Personal information
- Born: 1896 New York City, New York, U.S.
- Died: April 18, 1946 (aged 49–50) Pikesville, Maryland, U.S.
- Occupation: Jockey

Horse racing career
- Sport: Horse racing
- Career wins: not found

Major racing wins
- Bowie Handicap (1914, 1915) Harford Handicap (1914, 1918) Matron Stakes (1914) Merchants and Citizens Handicap (1914) Brooklyn Handicap (1915) Potomac Handicap (1915) Belmont Futurity Stakes (1916) Great American Stakes (1916) Hopeful Stakes (1916) Municipal Handicap (1916) Saratoga Special Stakes (1916) Sanford Stakes (1916) Saratoga Cup (1916) Saratoga Handicap (1916) Bellrose Stakes (1917) Fall Highweight Handicap (1917) Glens Falls Handicap (1917) Metropolitan Handicap (1917) Oakdale Handicap (1917) Toboggan Handicap (1917) Mantague Handicap (1918) Coronation Futurity Stakes (1921, 1922, 1927) King Edward Gold Cup (1922) Toronto Cup Stakes (1922) Victoria Stakes (1922) Prince Georges Handicap (1926) Grey Stakes (1927, 1928)

Racing awards
- United States Champion Jockey by wins (1914) United States Champion Jockey by earnings (1916)

Significant horses
- Campfire, Stromboli

= John McTaggart (jockey) =

American jockey

John McTaggart (1896 – April 18, 1946) was an American Champion jockey in the sport of Thoroughbred horse racing.

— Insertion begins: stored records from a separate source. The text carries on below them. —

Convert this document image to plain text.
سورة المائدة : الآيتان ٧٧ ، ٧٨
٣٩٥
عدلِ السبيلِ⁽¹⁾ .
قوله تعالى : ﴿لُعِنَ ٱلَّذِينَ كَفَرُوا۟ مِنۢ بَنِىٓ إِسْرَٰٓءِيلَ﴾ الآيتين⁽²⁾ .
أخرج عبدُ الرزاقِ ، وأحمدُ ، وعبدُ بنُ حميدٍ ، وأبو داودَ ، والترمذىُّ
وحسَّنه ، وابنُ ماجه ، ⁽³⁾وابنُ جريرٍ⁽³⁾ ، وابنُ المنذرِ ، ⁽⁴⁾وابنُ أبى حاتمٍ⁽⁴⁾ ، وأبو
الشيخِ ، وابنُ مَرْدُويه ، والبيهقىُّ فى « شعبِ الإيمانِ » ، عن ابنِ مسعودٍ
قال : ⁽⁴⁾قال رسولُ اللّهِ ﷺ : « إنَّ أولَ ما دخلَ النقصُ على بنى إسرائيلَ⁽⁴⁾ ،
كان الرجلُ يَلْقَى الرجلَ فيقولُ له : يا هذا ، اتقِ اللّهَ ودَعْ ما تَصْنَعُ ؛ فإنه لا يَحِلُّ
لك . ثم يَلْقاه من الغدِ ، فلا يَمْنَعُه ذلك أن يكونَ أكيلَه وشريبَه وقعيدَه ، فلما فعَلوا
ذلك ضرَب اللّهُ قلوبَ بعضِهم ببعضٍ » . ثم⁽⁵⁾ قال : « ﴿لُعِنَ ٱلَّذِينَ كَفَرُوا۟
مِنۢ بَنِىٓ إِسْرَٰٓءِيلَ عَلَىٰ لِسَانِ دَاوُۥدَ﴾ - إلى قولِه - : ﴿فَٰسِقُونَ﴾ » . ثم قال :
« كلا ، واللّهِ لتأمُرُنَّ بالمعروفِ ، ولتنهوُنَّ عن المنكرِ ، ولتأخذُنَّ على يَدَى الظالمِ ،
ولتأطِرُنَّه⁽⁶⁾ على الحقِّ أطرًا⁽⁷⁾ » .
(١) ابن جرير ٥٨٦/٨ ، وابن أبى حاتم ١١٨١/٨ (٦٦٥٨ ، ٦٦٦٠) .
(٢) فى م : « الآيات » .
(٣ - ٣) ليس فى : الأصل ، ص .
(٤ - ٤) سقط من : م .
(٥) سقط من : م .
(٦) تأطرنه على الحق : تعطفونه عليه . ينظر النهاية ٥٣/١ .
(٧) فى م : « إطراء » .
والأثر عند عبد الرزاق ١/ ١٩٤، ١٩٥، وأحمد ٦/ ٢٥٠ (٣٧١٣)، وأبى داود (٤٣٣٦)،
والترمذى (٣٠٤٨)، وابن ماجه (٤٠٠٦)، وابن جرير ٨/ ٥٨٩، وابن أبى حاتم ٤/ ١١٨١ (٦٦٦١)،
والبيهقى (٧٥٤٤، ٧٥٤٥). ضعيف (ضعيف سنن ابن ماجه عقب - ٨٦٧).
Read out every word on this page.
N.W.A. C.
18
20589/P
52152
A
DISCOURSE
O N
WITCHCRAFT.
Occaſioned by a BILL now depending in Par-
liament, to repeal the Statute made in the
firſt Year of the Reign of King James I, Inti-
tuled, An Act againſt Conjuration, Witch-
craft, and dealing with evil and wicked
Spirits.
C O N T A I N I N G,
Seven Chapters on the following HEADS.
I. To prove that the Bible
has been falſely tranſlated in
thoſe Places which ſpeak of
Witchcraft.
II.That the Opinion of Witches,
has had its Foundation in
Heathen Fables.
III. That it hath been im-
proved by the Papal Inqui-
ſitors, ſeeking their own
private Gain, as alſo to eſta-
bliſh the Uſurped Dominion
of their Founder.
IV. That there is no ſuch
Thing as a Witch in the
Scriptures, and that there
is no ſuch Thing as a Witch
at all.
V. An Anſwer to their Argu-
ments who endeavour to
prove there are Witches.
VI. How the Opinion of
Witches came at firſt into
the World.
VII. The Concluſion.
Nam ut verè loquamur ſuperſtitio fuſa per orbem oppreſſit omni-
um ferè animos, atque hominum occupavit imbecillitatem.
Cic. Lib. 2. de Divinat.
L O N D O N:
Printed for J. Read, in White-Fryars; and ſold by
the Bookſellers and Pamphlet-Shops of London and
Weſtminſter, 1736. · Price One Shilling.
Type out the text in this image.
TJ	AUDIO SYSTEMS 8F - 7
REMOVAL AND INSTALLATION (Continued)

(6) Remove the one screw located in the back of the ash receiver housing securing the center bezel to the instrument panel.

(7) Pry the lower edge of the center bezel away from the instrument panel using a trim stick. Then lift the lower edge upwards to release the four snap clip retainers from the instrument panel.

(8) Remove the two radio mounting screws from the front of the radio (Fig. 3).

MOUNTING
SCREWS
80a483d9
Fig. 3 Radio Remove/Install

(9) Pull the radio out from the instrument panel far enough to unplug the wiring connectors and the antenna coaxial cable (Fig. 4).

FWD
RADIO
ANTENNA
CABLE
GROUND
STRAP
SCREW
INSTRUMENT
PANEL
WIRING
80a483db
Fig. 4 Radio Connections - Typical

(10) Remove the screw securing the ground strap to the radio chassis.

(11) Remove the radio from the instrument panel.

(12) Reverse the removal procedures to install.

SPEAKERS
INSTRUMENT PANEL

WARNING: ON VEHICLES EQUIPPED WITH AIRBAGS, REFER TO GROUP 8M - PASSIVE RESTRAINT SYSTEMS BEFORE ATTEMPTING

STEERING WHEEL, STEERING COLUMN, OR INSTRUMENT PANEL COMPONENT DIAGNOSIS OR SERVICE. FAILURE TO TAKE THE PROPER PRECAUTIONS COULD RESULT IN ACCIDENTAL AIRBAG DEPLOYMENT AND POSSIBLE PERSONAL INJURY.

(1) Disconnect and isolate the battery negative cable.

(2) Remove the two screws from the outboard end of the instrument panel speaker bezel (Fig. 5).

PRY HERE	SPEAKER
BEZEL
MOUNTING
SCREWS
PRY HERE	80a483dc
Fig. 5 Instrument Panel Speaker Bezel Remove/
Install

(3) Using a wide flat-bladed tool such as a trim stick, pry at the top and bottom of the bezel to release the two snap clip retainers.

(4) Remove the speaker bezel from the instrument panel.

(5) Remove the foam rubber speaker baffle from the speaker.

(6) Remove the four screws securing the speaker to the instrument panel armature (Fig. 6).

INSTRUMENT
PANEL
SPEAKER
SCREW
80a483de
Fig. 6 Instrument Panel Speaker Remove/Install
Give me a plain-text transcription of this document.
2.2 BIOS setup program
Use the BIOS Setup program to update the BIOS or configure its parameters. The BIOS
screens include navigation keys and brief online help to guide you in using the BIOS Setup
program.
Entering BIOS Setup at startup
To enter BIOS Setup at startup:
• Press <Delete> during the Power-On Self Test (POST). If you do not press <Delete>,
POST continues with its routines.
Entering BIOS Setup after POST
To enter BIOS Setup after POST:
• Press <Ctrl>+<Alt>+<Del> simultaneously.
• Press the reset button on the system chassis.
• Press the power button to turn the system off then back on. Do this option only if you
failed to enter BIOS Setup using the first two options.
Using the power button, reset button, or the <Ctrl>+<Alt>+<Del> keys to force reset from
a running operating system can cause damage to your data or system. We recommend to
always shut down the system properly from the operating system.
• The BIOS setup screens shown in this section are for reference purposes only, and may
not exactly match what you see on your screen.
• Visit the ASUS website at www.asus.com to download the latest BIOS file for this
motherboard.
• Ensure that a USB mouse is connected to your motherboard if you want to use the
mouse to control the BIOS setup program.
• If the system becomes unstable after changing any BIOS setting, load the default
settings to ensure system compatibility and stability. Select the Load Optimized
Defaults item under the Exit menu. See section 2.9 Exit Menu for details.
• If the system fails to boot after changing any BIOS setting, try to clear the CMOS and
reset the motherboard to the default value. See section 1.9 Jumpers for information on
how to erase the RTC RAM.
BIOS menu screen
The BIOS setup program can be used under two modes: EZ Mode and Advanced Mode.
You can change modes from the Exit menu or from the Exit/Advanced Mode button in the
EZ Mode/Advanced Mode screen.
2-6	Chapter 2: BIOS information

He began his riding career in 1913 and rode for a quarter century until retiring in 1937. In 1914 he led all jockeys in the United States with 157 wins and in 1916 finished first in money earned and second in total wins to Frank Robinson.

McTaggart rode in the Kentucky Derby twice with his best result a second in the 1917 edition aboard Andrew Miller's colt, Ticket. He competed in the Preakness Stakes four times with his best finish a third in both 1912 and 1918. McTaggart was the regular jockey for Richard Wilson, Jr.'s outstanding colt Campfire. During his two-year-old season in 1916, McTaggart guided Campfire to wins in nearly all of the top races for juveniles, culminating with the Belmont Futurity Stakes and earning American Champion Two-Year-Old Colt honors. Among his other successes, McTaggart rode in Canada where he notably was a three-time winner of that country's premier race for two-year-olds, the Coronation Futurity Stakes at Old Woodbine Racetrack.

Afflicted with tuberculosis, John McTaggart died at age fifty in 1946 at a sanitarium in Pikesville, Maryland. His brother Tommy, also a former top jockey, had died a few months earlier in February 1946 in a paddock accident while working at Hialeah Park Race Track in Florida.